Choosing strategy over culture

Understanding how company culture affects strategy implementation, and developing a plan to align them, can be the key to unprecedented success, writes Dave Hanna

A global enterprise once surveyed its managers to get their perspectives on success factors in the company. This survey polled managers on what they though it should take to success in the company, versus what is actually took to succeed based on personal experience (see box below).

Managers and perspectives of success

Based on personal experience, what does it
take to succeed in this company?
What should it take to succeed in this company?
  1. Get results
  2. Meet your commitments
  3. Don’t surprise the boss
  4. Work hard
  5. Be willing to relocate
  6. Don’t make mistakes
  7. Be loyal to the boss
  8. Agree with the right people
  1. Get results
  2. Develop people
  3. Work as a team
  4. Be innovative
  5. Serve the customer well
  6. Respect the individual
  7. Meet your commitments
  8. Take a long-term view of the business

What caught my eye when I first saw these answers was that the words in the right column often are found in corporate strategy and mission statements. Similarly, the words in the left column are used by many to describe the culture of their company. There are some obvious conflicts between the two lists (for example, “be innovative” and “don’t make mistakes”).

Experience teaches that whenever such conflicts exist, culture almost always wins out over strategy. Aligning these two elements is a crucial leadership challenge. Culture develops slowly and does not change easily; strategy, on the other hand, may require immediate changes in response to market conditions.

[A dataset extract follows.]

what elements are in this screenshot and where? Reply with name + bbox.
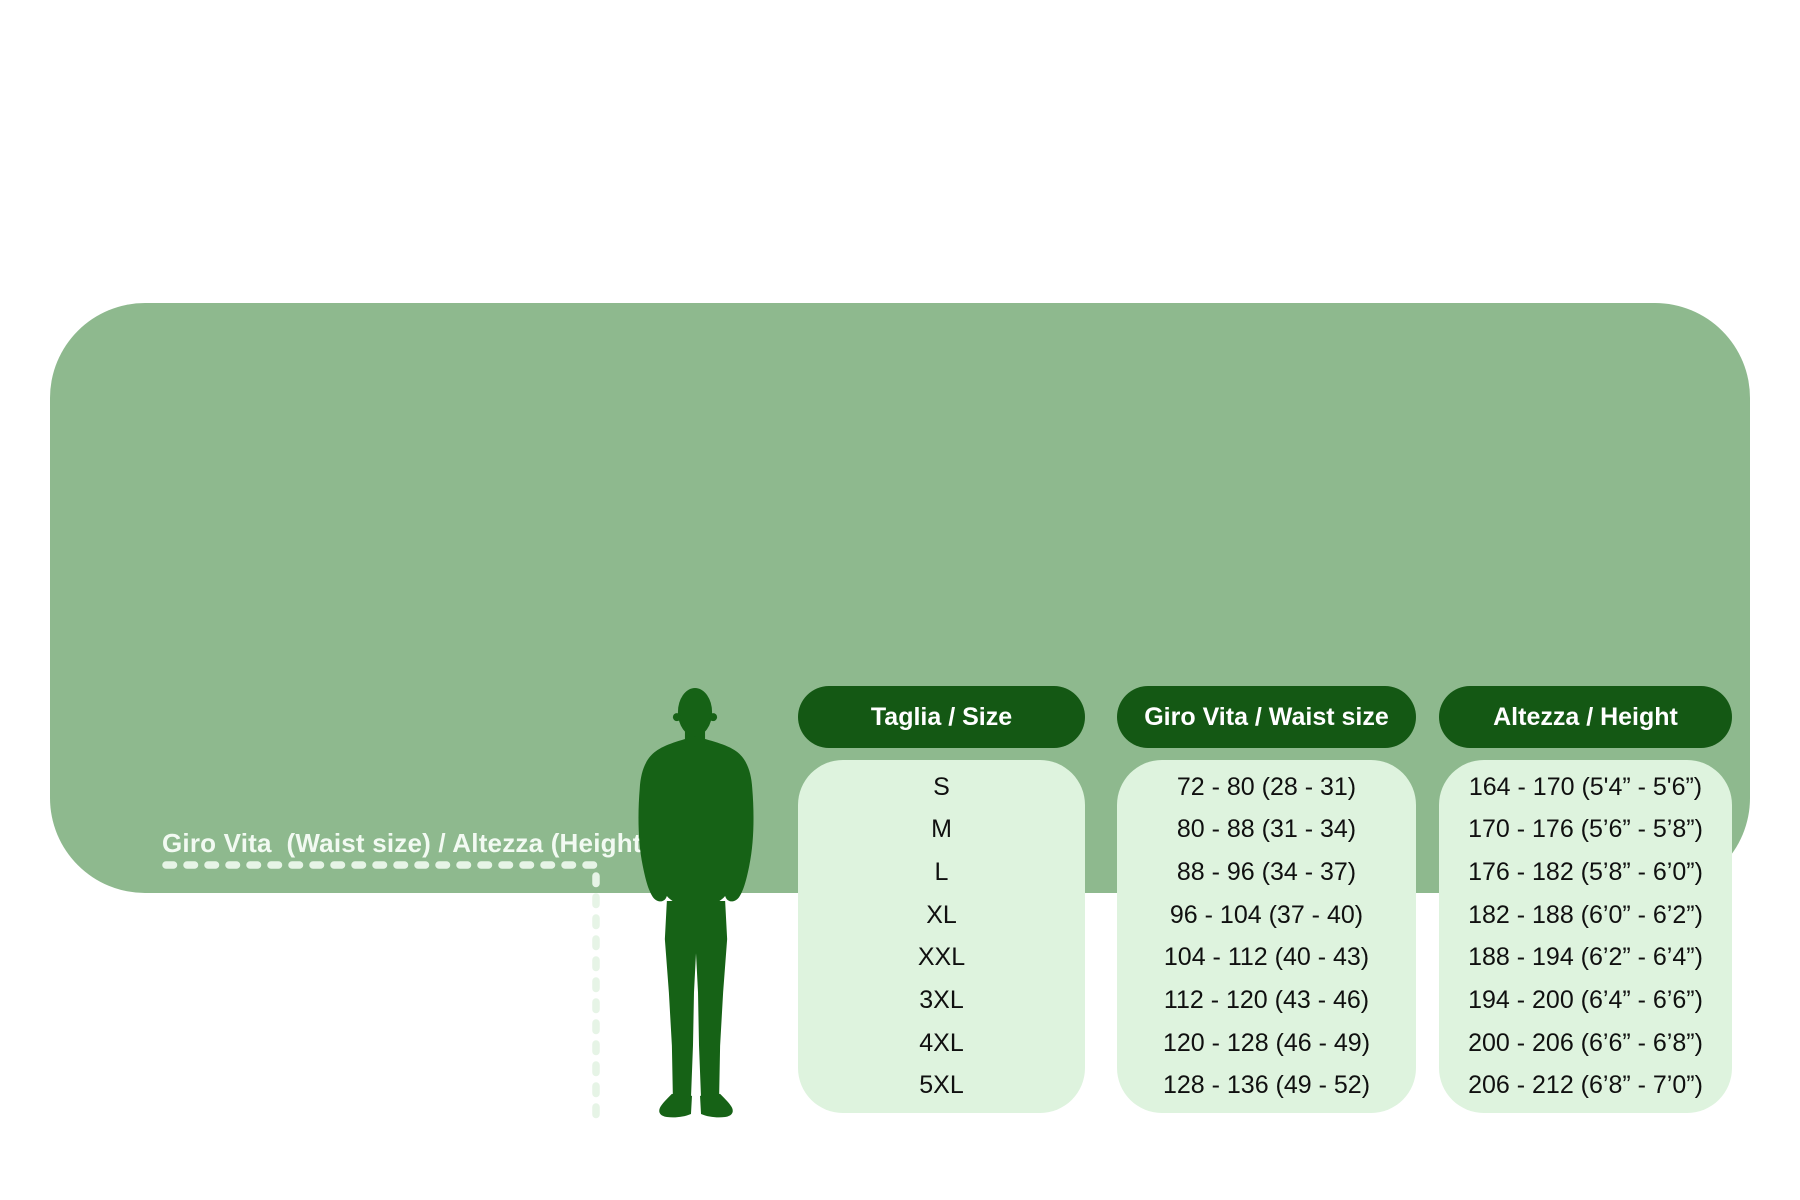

Aligning the case for change
For example, one CEO, noting his organisation’s steady decrease in market share, called for an all-out effort to become the industry’s high performer and recoup its losses. As people scrambled in their all-out effort, the annual performance appraisal system was not modified. Research showed this system did not produce any measurable performance improvement, and the entrenched ways of doing things remained undisturbed.

Similarly, in a survey of the Fortune 500 CEOs, 85 per cent of them reported their company had a mission statement. However, only 15 per cent of those who had a mission statement actually referred to it when making critical business decisions. Presumably, the others relied on their traditional beliefs and work habits for guidance.

Where strategy meets culture
But there are some leaders who invest enough time to understand how culture is affecting their strategy implementation and then develop a plan to bring them together. For instance, one pharmaceutical development division learned that some common informal beliefs were defeating its purpose. The leadership team decided to substitute a positive value statement for each of the informal, dysfunctional beliefs. For example:

  • “This is the way we’ve always done it” was replaced by “always look for a better way”.
  • “I can’t do anything without permission” became “whoever sees a problem owns it”.

Leadership team members shared their personal commitment to the new values and asked everyone in the division to join them. Employees actually began working per the new values and the division had unprecedented successes in the next two years.

As this example and those in the boxes illustrate, leaders can align culture and strategy through carefully chosen, committed actions that demonstrate they will sacrifice their own personal comfort for the survival of the organisation.

Ways to align strategy and culture

  1. Analyse how the current culture affects your results. Identify the common beliefs and behaviours in your culture. Then explain how these beliefs and behaviours are driving today’s results.
  2. Determine what must change and what the new values and standards (code) must be. As in the pharma division example, convert the old, dysfunctional elements into a new code of conduct.
  3. Consider the personal stake you have in living by the new code. One CEO was disturbed by talk of the new code of conduct’s conflict with “life in the real world”. Assembling his key leaders, he stated, “I’ve heard your comments like ‘this code is great, but the real world isn’t like that’. I want to make one thing perfectly clear. In this division, this code is the real world. And I’m staking my career on it!” From that point on, behaviours shifted and his division increased profitability in real terms by 16 per cent in each of the following three years.
  4. Communicate the new code frequently and follow up by aligning organisational systems. Survival requires subordinating everything else for it. You must align work processes, structures, rewards and people systems with the new code to sustain it over time.